Quatre naines blanche

Mark Hollands de l’université de Warwick, au Royaume-Uni, et ses collègues ont découvert que ce matériau est similaire à la croûte terrestre, ce qui pourrait aider à révéler si la formation de notre propre planète est un processus commun dans toute la galaxie.

Le spectre de la lumière émise par ces naines blanches est, sans surprise, très blanc – comme une feuille de papier vierge, explique Jay Farihi de l’University College London. Ainsi, lorsqu’un corps astronomique heurte une naine blanche, sa matière laisse une signature dans le spectre de la lumière qui provient de l’étoile, ce qui permet aux astronomes de déterminer de quoi était fait l’autre corps.

Les éléments chimiques que l’on voit polluer les spectres des naines blanches correspondent souvent à ce que l’on s’attendrait à voir dans les astéroïdes, les noyaux et les manteaux des planètes, ou à la matière que l’on verrait si l’on écrasait toute la Terre, explique Amaury Triaud de l’université de Birmingham au Royaume-Uni.

Un profil chimique semblable à la Terre

Mais l’équipe de Hollands a repéré quatre naines blanches dont les spectres contiennent de la pollution, avec un profil chimique qui a le même rapport de lithium, sodium, potassium et calcium que la croûte terrestre.

« Il se peut que ce soit une planète qui a été détruite, où des morceaux de croûte qui ont été propulsés à un moment donné dans la naine blanche », dit M. Triaud.
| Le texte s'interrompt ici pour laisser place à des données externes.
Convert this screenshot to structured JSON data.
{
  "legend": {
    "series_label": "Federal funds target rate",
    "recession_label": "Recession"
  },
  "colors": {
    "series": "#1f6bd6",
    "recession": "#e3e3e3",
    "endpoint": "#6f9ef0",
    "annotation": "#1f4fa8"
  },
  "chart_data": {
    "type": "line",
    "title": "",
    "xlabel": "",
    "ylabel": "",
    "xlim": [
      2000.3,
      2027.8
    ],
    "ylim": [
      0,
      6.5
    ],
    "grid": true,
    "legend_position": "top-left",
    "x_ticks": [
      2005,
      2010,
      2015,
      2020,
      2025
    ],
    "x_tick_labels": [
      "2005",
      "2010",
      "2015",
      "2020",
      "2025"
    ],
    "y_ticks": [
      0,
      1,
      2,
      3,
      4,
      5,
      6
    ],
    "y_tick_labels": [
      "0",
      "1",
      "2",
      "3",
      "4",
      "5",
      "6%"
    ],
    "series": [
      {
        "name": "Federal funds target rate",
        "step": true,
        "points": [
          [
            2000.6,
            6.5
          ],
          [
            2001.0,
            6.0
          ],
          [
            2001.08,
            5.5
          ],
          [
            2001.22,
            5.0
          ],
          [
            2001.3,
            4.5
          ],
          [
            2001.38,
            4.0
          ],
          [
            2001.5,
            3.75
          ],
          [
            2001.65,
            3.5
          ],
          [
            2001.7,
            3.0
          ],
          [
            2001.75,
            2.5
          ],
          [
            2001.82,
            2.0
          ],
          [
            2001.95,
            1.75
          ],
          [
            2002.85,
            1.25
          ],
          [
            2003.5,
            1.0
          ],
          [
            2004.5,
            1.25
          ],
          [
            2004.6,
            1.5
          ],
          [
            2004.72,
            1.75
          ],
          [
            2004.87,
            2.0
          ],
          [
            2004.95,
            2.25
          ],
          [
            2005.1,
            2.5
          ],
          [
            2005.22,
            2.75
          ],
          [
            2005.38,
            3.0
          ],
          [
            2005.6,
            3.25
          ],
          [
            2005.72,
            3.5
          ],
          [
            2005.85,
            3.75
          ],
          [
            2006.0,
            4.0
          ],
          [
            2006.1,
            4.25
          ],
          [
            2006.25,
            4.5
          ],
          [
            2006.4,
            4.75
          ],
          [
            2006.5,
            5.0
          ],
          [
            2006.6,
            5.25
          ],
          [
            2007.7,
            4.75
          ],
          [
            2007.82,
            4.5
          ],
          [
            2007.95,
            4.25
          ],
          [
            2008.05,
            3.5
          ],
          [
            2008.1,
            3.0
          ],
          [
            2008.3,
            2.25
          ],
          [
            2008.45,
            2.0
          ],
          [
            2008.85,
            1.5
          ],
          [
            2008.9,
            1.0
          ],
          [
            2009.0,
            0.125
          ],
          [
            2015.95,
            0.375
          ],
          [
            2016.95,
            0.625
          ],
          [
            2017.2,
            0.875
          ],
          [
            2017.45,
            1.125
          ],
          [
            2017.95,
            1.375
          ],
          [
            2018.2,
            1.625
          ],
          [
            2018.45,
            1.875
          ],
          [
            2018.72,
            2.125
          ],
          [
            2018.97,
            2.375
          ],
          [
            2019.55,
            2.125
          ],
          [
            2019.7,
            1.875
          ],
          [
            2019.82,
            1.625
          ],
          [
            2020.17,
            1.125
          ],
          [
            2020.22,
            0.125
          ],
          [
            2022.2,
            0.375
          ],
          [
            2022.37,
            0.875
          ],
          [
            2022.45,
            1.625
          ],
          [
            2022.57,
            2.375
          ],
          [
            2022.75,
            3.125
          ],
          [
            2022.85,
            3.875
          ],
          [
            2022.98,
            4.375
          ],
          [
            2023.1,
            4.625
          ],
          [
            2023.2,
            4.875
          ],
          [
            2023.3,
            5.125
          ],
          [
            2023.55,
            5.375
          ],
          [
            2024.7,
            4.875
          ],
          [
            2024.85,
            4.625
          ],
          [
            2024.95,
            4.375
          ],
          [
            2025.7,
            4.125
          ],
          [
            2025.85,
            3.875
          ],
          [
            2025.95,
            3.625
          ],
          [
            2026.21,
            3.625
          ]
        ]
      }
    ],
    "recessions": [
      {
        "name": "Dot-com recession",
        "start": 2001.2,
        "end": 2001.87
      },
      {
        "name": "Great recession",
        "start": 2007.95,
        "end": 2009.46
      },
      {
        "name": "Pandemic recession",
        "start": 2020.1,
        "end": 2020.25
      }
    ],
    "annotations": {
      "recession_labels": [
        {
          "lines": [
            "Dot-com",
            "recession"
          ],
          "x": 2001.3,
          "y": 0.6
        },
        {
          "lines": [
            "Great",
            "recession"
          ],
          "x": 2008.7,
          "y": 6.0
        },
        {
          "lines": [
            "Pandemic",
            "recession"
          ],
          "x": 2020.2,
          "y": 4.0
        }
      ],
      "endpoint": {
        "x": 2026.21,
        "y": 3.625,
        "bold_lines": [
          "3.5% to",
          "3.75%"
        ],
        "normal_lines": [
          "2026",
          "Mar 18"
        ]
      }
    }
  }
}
Selon lui, cela pourrait être l’occasion de savoir si la formation d’une croûte continentale semblable à celle de la Terre et la tectonique des plaques, sont communes dans toute la galaxie.

Fahiri affirme que les données de l’équipe de Hollands sont très incertaines et doute que cette pollution du spectre puisse être interprétée avec certitude comme provenant de cette croûte planétaire plutôt que d’astéroïdes ou d’autres matériaux planétaires.

Cette recherche a été pré-publiée dans arXiv.